MORGAN, MINN. – The only place that drew more ire than Washington, D.C,. on Tuesday at the opening day of Farmfest in southwestern Minnesota was California, but it was close.
During a debate Tuesday morning, congressional candidates in a broad swath of southern Minnesota railed against regulations — whether in far-away liberal states or the nation’s capital — impacting the profitability of family farms.
“California should not be saying anything about what our Midwest farmers can and can’t do,” said Joe Tierab, a GOP candidate in the swing Second District, discussing controversial California regulations that went into effect earlier this year mandating how hogs must be grown to be sold as pork in the Golden State.

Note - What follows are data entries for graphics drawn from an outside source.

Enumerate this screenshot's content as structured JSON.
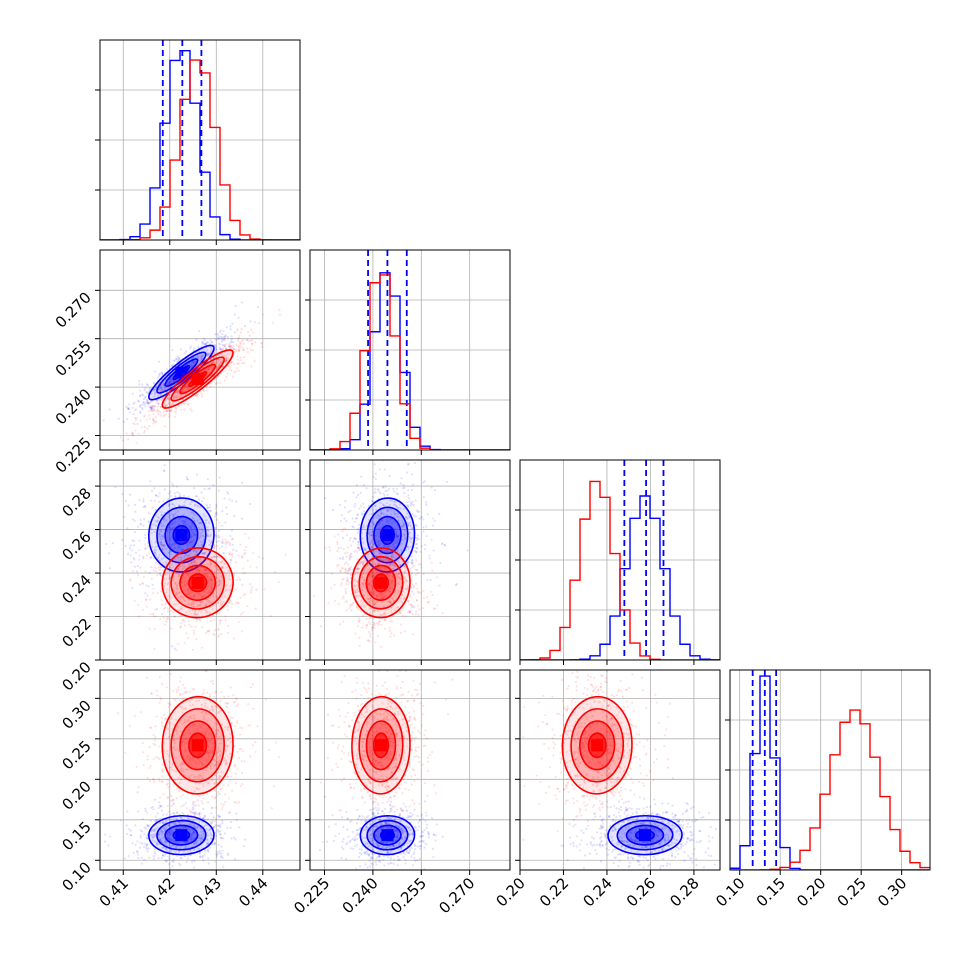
{
  "chart_data": {
    "type": "corner",
    "parameters": [
      {
        "ticks": [
          0.41,
          0.42,
          0.43,
          0.44
        ],
        "tick_labels": [
          "0.41",
          "0.42",
          "0.43",
          "0.44"
        ],
        "range": [
          0.405,
          0.448
        ]
      },
      {
        "ticks": [
          0.225,
          0.24,
          0.255,
          0.27
        ],
        "tick_labels": [
          "0.225",
          "0.240",
          "0.255",
          "0.270"
        ],
        "range": [
          0.2205,
          0.2825
        ]
      },
      {
        "ticks": [
          0.2,
          0.22,
          0.24,
          0.26,
          0.28
        ],
        "tick_labels": [
          "0.20",
          "0.22",
          "0.24",
          "0.26",
          "0.28"
        ],
        "range": [
          0.2,
          0.292
        ]
      },
      {
        "ticks": [
          0.1,
          0.15,
          0.2,
          0.25,
          0.3
        ],
        "tick_labels": [
          "0.10",
          "0.15",
          "0.20",
          "0.25",
          "0.30"
        ],
        "range": [
          0.088,
          0.335
        ]
      }
    ],
    "series": [
      {
        "color": "#0000ff",
        "means": [
          0.4225,
          0.2445,
          0.2575,
          0.131
        ],
        "sigmas": [
          0.0035,
          0.0042,
          0.0085,
          0.012
        ],
        "correlations": [
          [
            1,
            0.9,
            0.02,
            0.02
          ],
          [
            0.9,
            1,
            0.02,
            0.02
          ],
          [
            0.02,
            0.02,
            1,
            0.02
          ],
          [
            0.02,
            0.02,
            0.02,
            1
          ]
        ],
        "quantiles": [
          [
            0.4185,
            0.4227,
            0.4268
          ],
          [
            0.2385,
            0.2445,
            0.2505
          ],
          [
            0.248,
            0.258,
            0.266
          ],
          [
            0.116,
            0.131,
            0.145
          ]
        ],
        "hist_peak": [
          0.97,
          0.9,
          0.82,
          0.97
        ]
      },
      {
        "color": "#ff0000",
        "means": [
          0.426,
          0.2425,
          0.2355,
          0.242
        ],
        "sigmas": [
          0.0038,
          0.0045,
          0.008,
          0.03
        ],
        "correlations": [
          [
            1,
            0.9,
            0.02,
            0.02
          ],
          [
            0.9,
            1,
            0.02,
            0.02
          ],
          [
            0.02,
            0.02,
            1,
            0.02
          ],
          [
            0.02,
            0.02,
            0.02,
            1
          ]
        ],
        "hist_peak": [
          0.91,
          0.91,
          0.9,
          0.8
        ]
      }
    ],
    "grid": true,
    "legend": "none"
  }
}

During a discussion about water pollution rules blocked by the U.S. Supreme Court, Rep. Brad Finstad, a second-term Republican representing the southern First District, said, “It’s written by Washington bureaucrats who think they know how we farm.”

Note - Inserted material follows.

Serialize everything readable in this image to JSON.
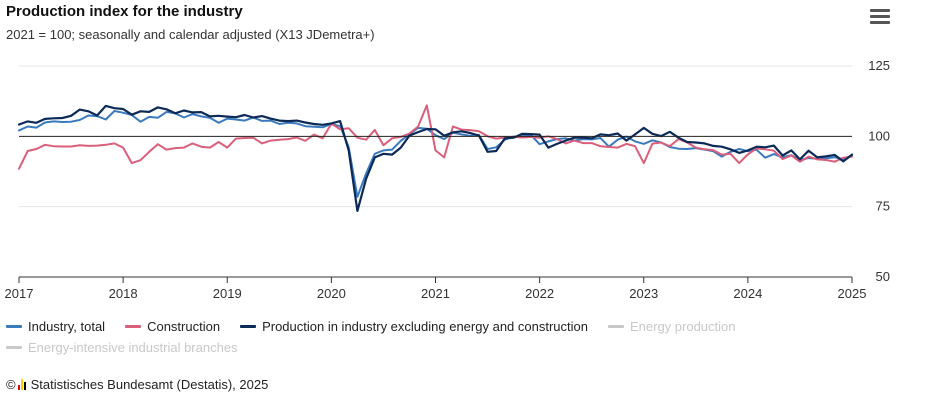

But it wasn’t just bureaucrats, but Congress, who drew blame on Tuesday, with the farm bill still stalled on the Hill.
While Finstad touted a version of the $1.5 trillion bill, undergirding programs for food stamps to crop insurance, passed earlier this year by the House agriculture committee, Rep. Angie Craig, a three-term Democrat representing southern suburbs through southeastern farm country, criticized the bill for cutting the nutrition title and adding to the national debt, saying it was unrealistic for the bill, as it’s currently written, to pass the full House, let alone the Democratic-controlled Senate.
“We’ve passed 25 post office names since the farm bill passed out of Ag [Committee],” Craig said. “If we had the votes on the House floor, they’d have it there.”

Tuesday’s first debate offered an inaugural opportunity for incumbents and challengers — including Rachel Bohman, a Rochester attorney running as a Democrat, and Teirab, a former assistant U.S. attorney — to be on the same stage.